We recognize our own mortality, and we are reminded that in the fleeting time we have on this Earth, what matters is not wealth, or status, or power, or fame -– but rather, how well we have loved —  and what small part we have played in making the lives of other people better.  And that process — that process of reflection, of making sure we align our values with our actions –- that, I believe, is what a tragedy like this requires.

This alignment happens in the words we tell ourselves, the words we speak out into the world, the words that hold worlds of experience and vision, possibility and love.

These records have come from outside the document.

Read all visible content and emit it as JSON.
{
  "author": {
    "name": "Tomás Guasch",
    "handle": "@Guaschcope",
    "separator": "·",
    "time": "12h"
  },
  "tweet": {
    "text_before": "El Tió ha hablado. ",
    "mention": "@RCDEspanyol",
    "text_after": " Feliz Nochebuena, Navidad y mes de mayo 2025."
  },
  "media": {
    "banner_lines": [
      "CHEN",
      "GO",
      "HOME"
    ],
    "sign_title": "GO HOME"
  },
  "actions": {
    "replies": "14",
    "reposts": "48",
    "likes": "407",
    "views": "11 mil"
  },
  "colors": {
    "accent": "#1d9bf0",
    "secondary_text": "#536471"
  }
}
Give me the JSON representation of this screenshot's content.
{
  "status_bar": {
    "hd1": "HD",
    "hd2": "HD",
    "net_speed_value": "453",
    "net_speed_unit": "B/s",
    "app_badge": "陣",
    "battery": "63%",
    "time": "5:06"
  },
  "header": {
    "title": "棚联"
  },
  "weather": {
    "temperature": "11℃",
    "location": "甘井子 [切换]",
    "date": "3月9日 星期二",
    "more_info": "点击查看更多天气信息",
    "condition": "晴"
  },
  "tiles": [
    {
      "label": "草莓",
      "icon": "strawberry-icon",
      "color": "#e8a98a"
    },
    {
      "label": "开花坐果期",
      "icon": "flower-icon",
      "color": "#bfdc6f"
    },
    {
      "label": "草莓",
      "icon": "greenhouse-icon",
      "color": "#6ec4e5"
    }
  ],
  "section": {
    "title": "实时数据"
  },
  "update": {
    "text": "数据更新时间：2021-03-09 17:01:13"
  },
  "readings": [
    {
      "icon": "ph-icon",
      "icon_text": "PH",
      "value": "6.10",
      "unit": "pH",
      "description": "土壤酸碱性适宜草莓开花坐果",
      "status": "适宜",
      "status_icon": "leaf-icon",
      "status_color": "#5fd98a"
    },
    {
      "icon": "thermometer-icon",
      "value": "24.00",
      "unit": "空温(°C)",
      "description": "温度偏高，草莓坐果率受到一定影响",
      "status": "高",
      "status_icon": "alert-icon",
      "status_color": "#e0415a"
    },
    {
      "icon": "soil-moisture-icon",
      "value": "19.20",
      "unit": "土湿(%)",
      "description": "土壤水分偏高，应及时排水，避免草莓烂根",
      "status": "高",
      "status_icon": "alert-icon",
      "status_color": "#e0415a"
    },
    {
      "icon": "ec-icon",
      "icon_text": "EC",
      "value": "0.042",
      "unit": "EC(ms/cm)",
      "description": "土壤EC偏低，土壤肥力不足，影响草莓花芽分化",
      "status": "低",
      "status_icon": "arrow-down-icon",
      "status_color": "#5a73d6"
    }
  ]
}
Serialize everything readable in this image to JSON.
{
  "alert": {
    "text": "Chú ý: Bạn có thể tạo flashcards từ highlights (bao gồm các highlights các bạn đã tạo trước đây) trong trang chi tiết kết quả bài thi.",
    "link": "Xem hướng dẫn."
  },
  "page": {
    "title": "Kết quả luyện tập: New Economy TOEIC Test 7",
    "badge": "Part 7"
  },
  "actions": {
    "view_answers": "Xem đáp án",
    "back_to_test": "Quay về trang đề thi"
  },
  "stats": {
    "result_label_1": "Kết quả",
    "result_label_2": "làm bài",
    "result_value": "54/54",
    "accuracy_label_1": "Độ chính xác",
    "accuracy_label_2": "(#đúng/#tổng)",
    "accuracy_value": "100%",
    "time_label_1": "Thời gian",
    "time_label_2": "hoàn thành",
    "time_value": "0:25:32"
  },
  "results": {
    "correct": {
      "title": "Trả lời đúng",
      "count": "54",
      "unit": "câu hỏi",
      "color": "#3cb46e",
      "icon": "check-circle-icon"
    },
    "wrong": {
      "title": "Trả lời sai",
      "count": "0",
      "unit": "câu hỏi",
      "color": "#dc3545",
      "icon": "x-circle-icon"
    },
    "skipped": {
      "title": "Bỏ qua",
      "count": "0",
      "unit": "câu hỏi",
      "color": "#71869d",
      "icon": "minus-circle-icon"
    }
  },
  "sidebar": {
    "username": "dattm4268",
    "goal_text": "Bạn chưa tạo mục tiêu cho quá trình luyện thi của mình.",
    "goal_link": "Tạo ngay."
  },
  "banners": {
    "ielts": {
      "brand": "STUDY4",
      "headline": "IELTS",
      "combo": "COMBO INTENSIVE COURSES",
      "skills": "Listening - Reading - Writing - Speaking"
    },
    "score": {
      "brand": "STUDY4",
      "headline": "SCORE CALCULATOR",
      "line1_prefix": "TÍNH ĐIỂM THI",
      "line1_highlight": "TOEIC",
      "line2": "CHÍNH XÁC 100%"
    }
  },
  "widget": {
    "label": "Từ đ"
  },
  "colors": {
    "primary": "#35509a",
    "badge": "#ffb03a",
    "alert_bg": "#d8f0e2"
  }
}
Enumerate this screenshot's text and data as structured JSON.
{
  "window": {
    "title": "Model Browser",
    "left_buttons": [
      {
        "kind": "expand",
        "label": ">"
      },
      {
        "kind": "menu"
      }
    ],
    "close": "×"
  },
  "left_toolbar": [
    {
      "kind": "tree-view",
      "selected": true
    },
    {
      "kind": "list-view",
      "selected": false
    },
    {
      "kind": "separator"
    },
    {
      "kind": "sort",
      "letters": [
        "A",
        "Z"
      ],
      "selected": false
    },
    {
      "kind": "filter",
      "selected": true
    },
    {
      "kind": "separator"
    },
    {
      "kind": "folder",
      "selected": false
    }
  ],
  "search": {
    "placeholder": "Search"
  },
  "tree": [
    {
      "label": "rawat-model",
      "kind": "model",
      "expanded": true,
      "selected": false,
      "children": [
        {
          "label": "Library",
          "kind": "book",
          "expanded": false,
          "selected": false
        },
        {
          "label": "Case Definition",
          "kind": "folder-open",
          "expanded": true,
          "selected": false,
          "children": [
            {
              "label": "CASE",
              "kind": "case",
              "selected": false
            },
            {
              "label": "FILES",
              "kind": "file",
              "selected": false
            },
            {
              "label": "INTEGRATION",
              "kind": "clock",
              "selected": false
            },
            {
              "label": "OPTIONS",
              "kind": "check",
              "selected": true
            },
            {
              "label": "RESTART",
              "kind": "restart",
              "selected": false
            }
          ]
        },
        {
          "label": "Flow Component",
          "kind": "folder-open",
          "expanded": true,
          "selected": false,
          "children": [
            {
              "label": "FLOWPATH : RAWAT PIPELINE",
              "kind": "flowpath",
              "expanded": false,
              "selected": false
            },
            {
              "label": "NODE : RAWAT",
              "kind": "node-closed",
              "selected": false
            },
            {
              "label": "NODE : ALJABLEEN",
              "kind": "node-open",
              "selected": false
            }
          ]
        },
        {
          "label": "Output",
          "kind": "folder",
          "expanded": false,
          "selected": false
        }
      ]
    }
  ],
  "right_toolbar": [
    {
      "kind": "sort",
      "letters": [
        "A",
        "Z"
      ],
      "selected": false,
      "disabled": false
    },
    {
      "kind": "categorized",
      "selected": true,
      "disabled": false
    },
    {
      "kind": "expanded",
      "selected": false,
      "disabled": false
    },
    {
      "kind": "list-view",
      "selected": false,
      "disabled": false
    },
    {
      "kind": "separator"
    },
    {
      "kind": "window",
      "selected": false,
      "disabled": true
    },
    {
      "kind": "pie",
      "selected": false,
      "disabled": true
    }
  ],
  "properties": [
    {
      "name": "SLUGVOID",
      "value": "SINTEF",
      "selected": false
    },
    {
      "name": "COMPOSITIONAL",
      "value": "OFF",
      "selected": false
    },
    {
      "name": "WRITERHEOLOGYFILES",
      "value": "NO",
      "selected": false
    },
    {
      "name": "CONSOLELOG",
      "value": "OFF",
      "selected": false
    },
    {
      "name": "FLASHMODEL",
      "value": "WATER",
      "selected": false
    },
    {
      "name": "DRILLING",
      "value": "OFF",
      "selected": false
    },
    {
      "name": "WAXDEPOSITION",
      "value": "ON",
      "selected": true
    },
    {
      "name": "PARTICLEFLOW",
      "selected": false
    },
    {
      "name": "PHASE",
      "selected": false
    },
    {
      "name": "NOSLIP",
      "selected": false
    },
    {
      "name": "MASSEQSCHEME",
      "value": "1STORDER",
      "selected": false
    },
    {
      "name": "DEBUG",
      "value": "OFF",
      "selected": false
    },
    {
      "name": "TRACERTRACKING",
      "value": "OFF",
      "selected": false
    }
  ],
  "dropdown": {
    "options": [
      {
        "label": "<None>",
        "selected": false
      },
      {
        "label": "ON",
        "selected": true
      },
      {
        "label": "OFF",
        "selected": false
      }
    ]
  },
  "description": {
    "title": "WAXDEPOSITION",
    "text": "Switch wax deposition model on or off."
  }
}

2 thoughts on “Talking That Heals, Not Wounds: Everyday Magic, Days 178-179

  1. Beautifully said, Caryn. I just got off the phone talking to my son about this. I am not after homogenization, I don’t want everybody to think the same, to look and sound just like the person on either side of them. What fun would that be? I appreciate the texture of different perspectives, different perspectives, different ways of seeing. What I don’t understand is why there can’t be discussion of differences, why we can’t talk without the name-calling or anger or worse. Sure, there are some lines that cannot be crossed. I’m not talking about atrocities committed against another. I’m just talking about talking. Plain ole, everyday talking and listening, listening and talking to find ways we can avoid the potholes of the past and create a more positive, encompassing, inclusive, vibrant future. Seems such a simple thing, but it’s anything but.

  2. Thank you so much, Jeanne, and given my state of mind lately, which wasn’t exactly cheery, your words were like home made hot cocoa with real whipped cream and a plate of shortbread, none of which I’m supposed to be eating at the time…..but reading you is good for me. Thanks for your wonderful blob too — I’m checking more regularly and loving what you say and who you are.